The following report in the Spectator was widely reprinted throughout southern Ontario:

On Monday morning, March 16th a numerous band proceeded to the cars on their way to Niagara Falls, his late residence. A crowd of brethren swelled the throng at every station along the road. At the bridge, those from the United States joined the sad array. Their cars were festooned with curtains of lustrous white and sombre black sustained and fixed by large rosettes between the alternate windows. Their locomotive was also similarly covered, and black crepe muffled its sounding bell. The Erie and Ontario road was opened especially for the occasion, and a long train of cars passed more than once between the stations, at the bridge and at the Falls, freighted with a host of masons.

At the Clifton House, the large assembly met, and filled the great hall close by. There were the powerful contractor and the poor day labourer, the merchant prince and the humble clerk, the man of boundless acres and the backwoodsman, eminent members of the legislature, the press, the bar, and all other professions. There was the centarian, gray with years, the youth just budding into manhood, and the “Lewis” the scion of a Masonic race. There was the venerable High Priest in his long white robe, with the golden mitre upon his head and the golden breast plate upon his bosom.

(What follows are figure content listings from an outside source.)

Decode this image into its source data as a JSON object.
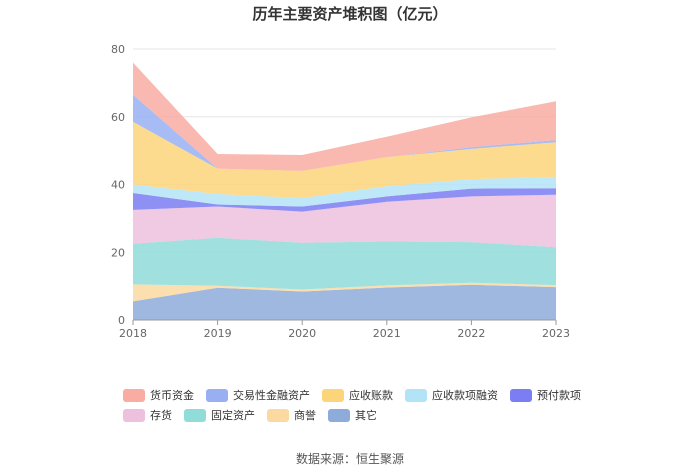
{
  "chart_data": {
    "type": "area",
    "stacked": true,
    "title": "历年主要资产堆积图（亿元）",
    "categories": [
      "2018",
      "2019",
      "2020",
      "2021",
      "2022",
      "2023"
    ],
    "yticks": [
      "0",
      "20",
      "40",
      "60",
      "80"
    ],
    "ylim": [
      0,
      80
    ],
    "series": [
      {
        "name": "其它",
        "color": "#8eacd9",
        "values": [
          5.5,
          9.5,
          8.4,
          9.6,
          10.4,
          9.7
        ]
      },
      {
        "name": "商誉",
        "color": "#fbd9a0",
        "values": [
          5.0,
          0.6,
          0.6,
          0.6,
          0.6,
          0.6
        ]
      },
      {
        "name": "固定资产",
        "color": "#8fdcd9",
        "values": [
          12.0,
          14.2,
          13.8,
          13.0,
          12.0,
          11.2
        ]
      },
      {
        "name": "存货",
        "color": "#edc0dd",
        "values": [
          10.0,
          9.2,
          9.2,
          11.7,
          13.5,
          15.5
        ]
      },
      {
        "name": "预付款项",
        "color": "#7b7df2",
        "values": [
          5.0,
          0.6,
          1.5,
          1.6,
          2.3,
          1.9
        ]
      },
      {
        "name": "应收款项融资",
        "color": "#b3e3f6",
        "values": [
          2.5,
          3.1,
          2.5,
          3.0,
          2.8,
          3.3
        ]
      },
      {
        "name": "应收账款",
        "color": "#fcd57a",
        "values": [
          18.5,
          7.5,
          8.0,
          8.6,
          8.9,
          10.3
        ]
      },
      {
        "name": "交易性金融资产",
        "color": "#98b0f2",
        "values": [
          8.0,
          0,
          0,
          0,
          0.5,
          0.6
        ]
      },
      {
        "name": "货币资金",
        "color": "#f8aca2",
        "values": [
          9.5,
          4.3,
          4.7,
          6.0,
          8.8,
          11.5
        ]
      }
    ],
    "legend": [
      {
        "name": "货币资金",
        "color": "#f8aca2"
      },
      {
        "name": "交易性金融资产",
        "color": "#98b0f2"
      },
      {
        "name": "应收账款",
        "color": "#fcd57a"
      },
      {
        "name": "应收款项融资",
        "color": "#b3e3f6"
      },
      {
        "name": "预付款项",
        "color": "#7b7df2"
      },
      {
        "name": "存货",
        "color": "#edc0dd"
      },
      {
        "name": "固定资产",
        "color": "#8fdcd9"
      },
      {
        "name": "商誉",
        "color": "#fbd9a0"
      },
      {
        "name": "其它",
        "color": "#8eacd9"
      }
    ]
  },
  "source": "数据来源：恒生聚源"
}
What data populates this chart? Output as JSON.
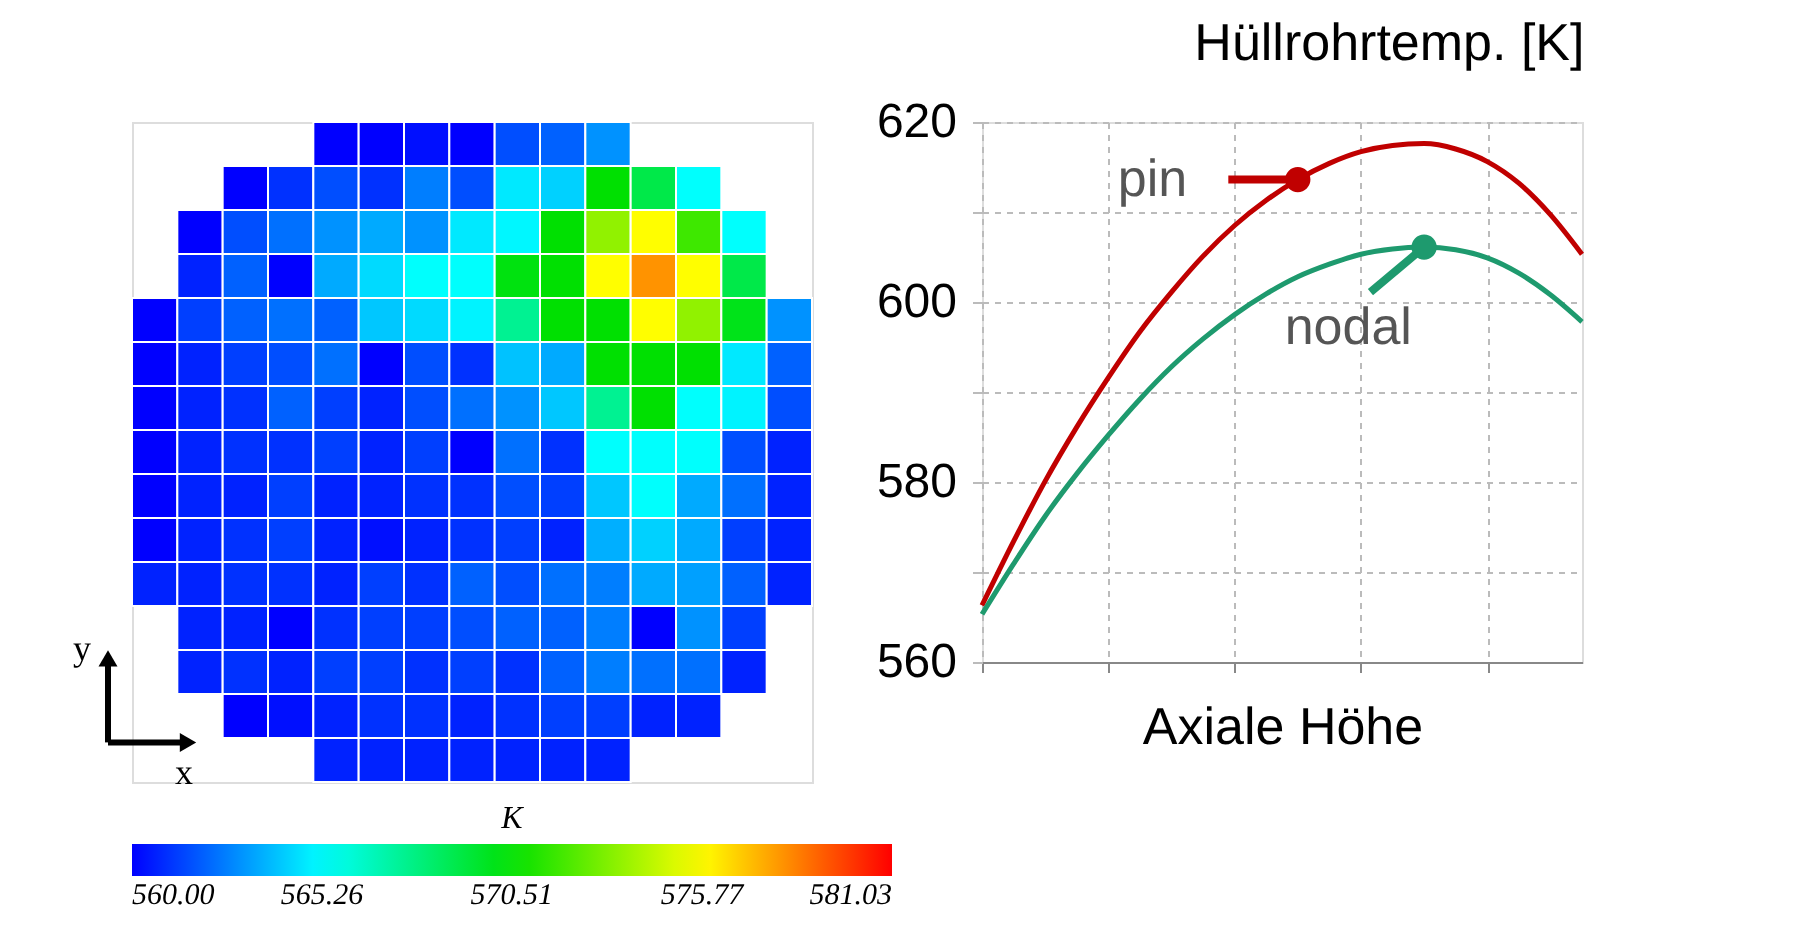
{
  "chart_data": [
    {
      "type": "heatmap",
      "clabel": "K",
      "clim": [
        560,
        581.03
      ],
      "cticks": [
        {
          "value": 560,
          "label": "560.00"
        },
        565.26,
        570.51,
        575.77,
        581.03
      ],
      "tick_labels": false,
      "annotations": [
        "y",
        "x"
      ],
      "categories": [
        null,
        null,
        null,
        null,
        null,
        null,
        null,
        null,
        null,
        null,
        null,
        null,
        null,
        null,
        null
      ],
      "y_categories": [
        null,
        null,
        null,
        null,
        null,
        null,
        null,
        null,
        null,
        null,
        null,
        null,
        null,
        null,
        null
      ],
      "cells": [
        [
          null,
          null,
          null,
          null,
          560.0,
          560.0,
          560.3,
          560.0,
          561.6,
          562.0,
          563.0,
          null,
          null,
          null,
          null
        ],
        [
          null,
          null,
          560.0,
          561.0,
          561.6,
          561.0,
          562.6,
          561.6,
          564.8,
          564.3,
          570.5,
          569.0,
          565.3,
          null,
          null
        ],
        [
          null,
          560.0,
          561.6,
          562.3,
          563.0,
          563.5,
          563.0,
          564.8,
          565.1,
          570.5,
          573.5,
          575.8,
          571.8,
          565.3,
          null
        ],
        [
          null,
          560.7,
          562.0,
          560.0,
          563.5,
          564.5,
          565.3,
          565.3,
          570.2,
          570.5,
          575.8,
          578.0,
          575.8,
          569.0,
          null
        ],
        [
          560.0,
          561.3,
          562.0,
          562.3,
          562.0,
          564.1,
          564.5,
          565.0,
          567.5,
          570.5,
          570.5,
          575.8,
          573.5,
          570.0,
          563.0
        ],
        [
          560.0,
          560.7,
          561.3,
          561.6,
          562.3,
          560.0,
          561.6,
          561.0,
          564.0,
          563.5,
          570.5,
          570.5,
          570.5,
          564.8,
          562.0
        ],
        [
          560.0,
          560.7,
          561.0,
          562.0,
          561.3,
          560.7,
          561.6,
          562.3,
          563.0,
          564.1,
          567.5,
          570.5,
          565.3,
          565.0,
          561.6
        ],
        [
          560.0,
          560.7,
          561.0,
          561.0,
          561.3,
          560.7,
          561.3,
          560.0,
          562.3,
          561.0,
          565.3,
          565.3,
          565.3,
          561.6,
          560.7
        ],
        [
          560.0,
          560.7,
          560.7,
          561.3,
          560.7,
          560.7,
          561.0,
          561.0,
          561.6,
          561.3,
          564.1,
          565.3,
          563.5,
          562.3,
          560.7
        ],
        [
          560.0,
          560.7,
          561.0,
          561.3,
          560.7,
          560.3,
          560.7,
          561.0,
          561.3,
          560.7,
          563.6,
          564.3,
          563.5,
          561.3,
          560.7
        ],
        [
          560.7,
          560.7,
          561.0,
          561.0,
          560.7,
          561.3,
          561.0,
          562.0,
          561.6,
          562.3,
          562.6,
          563.5,
          563.3,
          562.0,
          560.7
        ],
        [
          null,
          560.7,
          560.7,
          560.0,
          561.0,
          561.3,
          561.3,
          561.6,
          562.0,
          562.0,
          562.6,
          560.0,
          563.0,
          561.3,
          null
        ],
        [
          null,
          560.7,
          561.0,
          560.7,
          561.3,
          561.3,
          561.0,
          561.3,
          561.0,
          562.0,
          562.6,
          562.3,
          562.3,
          560.7,
          null
        ],
        [
          null,
          null,
          560.0,
          560.3,
          560.7,
          561.0,
          561.0,
          560.7,
          561.0,
          561.3,
          561.3,
          560.7,
          560.7,
          null,
          null
        ],
        [
          null,
          null,
          null,
          null,
          560.7,
          560.7,
          560.7,
          560.7,
          560.7,
          560.7,
          560.7,
          null,
          null,
          null,
          null
        ]
      ]
    },
    {
      "type": "line",
      "title": "Hüllrohrtemp. [K]",
      "xlabel": "Axiale Höhe",
      "grid": true,
      "tick_labels": "y",
      "categories": [
        null,
        null,
        null,
        null,
        null,
        null,
        null,
        null,
        null,
        null,
        null,
        null,
        null,
        null,
        null,
        null,
        null,
        null,
        null,
        null
      ],
      "ylim": [
        560,
        620
      ],
      "yticks": [
        560,
        {
          "value": 570,
          "label": null
        },
        580,
        {
          "value": 590,
          "label": null
        },
        600,
        {
          "value": 610,
          "label": null
        },
        620
      ],
      "series": [
        {
          "name": "pin",
          "color": "#c00000",
          "values": [
            566.3,
            573.4,
            580.1,
            586.1,
            591.6,
            596.7,
            601.1,
            605.1,
            608.5,
            611.3,
            613.6,
            615.4,
            616.7,
            617.4,
            617.6,
            617.0,
            615.6,
            613.2,
            609.7,
            605.3
          ]
        },
        {
          "name": "nodal",
          "color": "#1e9a6e",
          "values": [
            565.3,
            570.9,
            576.2,
            580.9,
            585.2,
            589.2,
            592.8,
            595.9,
            598.6,
            600.9,
            602.8,
            604.2,
            605.3,
            605.9,
            606.1,
            605.8,
            604.9,
            603.2,
            600.8,
            597.8
          ]
        }
      ]
    }
  ]
}
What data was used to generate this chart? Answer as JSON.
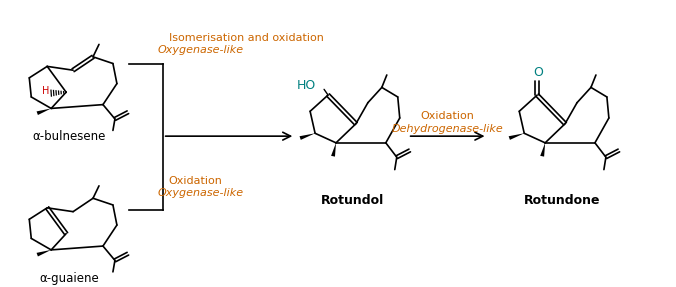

The assembly climbed the hill to the Zimmerman residence on the escarpment, where the body lay, and there formed a funeral procession of extraordinary dimensions. Every rank of the Masonic Order was represented. The cortège contained two bands, one from Rochester, New York, and the other from Buffalo. Among the mourners were two of Zimmerman’s brothers, his children, his first father-in-law, and the receiver general of the country, J. Morrison. Among the friends were several members of the legislature and the mayors of St. Catharines, Niagara, and Buffalo. Among the Masonic lodges represented were those from New York City, Buffalo, Milwaukee, Syracuse, and Rochester, and from the states of Ohio, Michigan, Illinois, and Pennsylvania. Canadian representatives came from Montreal, London, Toronto, Hamilton, and other cities.

In all, some ten thousand persons marched in the procession or witnessed the ceremonies from nearby hillsides and buildings. After the reading of the Church of England burial service the Masonic rituals were observed. Finally, the body was laid to rest in a temporary vault set in the hillside surrounded by the ornamental gardens and commanding a panoramic and uninterrupted view of the American and Horseshoe Falls.